A bientôt, et vive la France!

M. NINORET.

Lettre écrite par Victor-Désiré-Joseph OLLAGNIER, tombé au champ d'honneur le 20 Juillet 1915.

14 Juin 1915.

Mes bien chers Parents,

Je viens de recevoir votre lettre du 10 Juin et j'y réponds immédiatement. Nous sommes aujourd'hui au repos sur place à Gaschney. Ma santé est toujours excellente, je ne puis demander mieux à ce sujet-là; au moral, il en est de même.

Je suis un peu inquiet au sujet de maman; papa me dit que chaque jour elle se décourage un peu.

Il ne faut pas de cela, au contraire; malgré les soucis de l'heure présente, il ne faut songer qu'au but poursuivi. Je crois qu'aujourd'hui nous tenons la main sur les Boches. En particulier dans le secteur, ils ont peur de nous, et l'heure n'est pas éloignée où nous allons leur passer une triquette quelque chose de soigné. Tous les jours, au contraire, je suis plus confiant dans l'avenir, et ce n'est pas un sentiment unique, personnel, c'est aussi le sentiment vrai de nos chefs, de mes camarades.

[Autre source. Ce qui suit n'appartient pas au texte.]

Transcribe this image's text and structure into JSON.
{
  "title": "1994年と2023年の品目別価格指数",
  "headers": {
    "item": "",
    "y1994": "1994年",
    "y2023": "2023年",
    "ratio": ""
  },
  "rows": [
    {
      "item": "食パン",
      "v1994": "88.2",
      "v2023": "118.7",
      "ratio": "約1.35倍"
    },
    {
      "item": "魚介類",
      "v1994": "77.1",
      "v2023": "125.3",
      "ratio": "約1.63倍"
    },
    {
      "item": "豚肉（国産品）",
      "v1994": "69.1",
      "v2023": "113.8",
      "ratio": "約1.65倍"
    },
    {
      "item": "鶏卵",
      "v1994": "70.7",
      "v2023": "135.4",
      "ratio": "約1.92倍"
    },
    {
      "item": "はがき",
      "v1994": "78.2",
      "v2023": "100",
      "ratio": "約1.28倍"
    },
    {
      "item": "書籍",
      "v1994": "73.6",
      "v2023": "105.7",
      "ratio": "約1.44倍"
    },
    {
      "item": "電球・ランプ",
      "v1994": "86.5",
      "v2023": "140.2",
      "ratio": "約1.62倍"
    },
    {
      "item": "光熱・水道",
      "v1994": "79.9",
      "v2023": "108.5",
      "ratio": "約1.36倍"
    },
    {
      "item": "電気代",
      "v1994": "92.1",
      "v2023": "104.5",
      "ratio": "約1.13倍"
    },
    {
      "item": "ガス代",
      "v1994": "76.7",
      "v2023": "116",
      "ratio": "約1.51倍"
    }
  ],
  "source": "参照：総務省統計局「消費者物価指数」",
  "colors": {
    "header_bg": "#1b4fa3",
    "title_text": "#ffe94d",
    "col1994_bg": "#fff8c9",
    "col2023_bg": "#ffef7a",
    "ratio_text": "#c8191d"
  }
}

On les aura, on veut les avoir. Mais il ne faut pas se leurrer. Pire que les poux qui se collent partout, ils se cramponnent; mais maintenant c'en est fait: on leur passera sur le ventre et demain nous verrons se lever devant nous une ère de bonheur. On sera d'autant plus heureux que notre bonheur aura été payé plus cher. Quelle satisfaction n'aurons-nous pas au retour!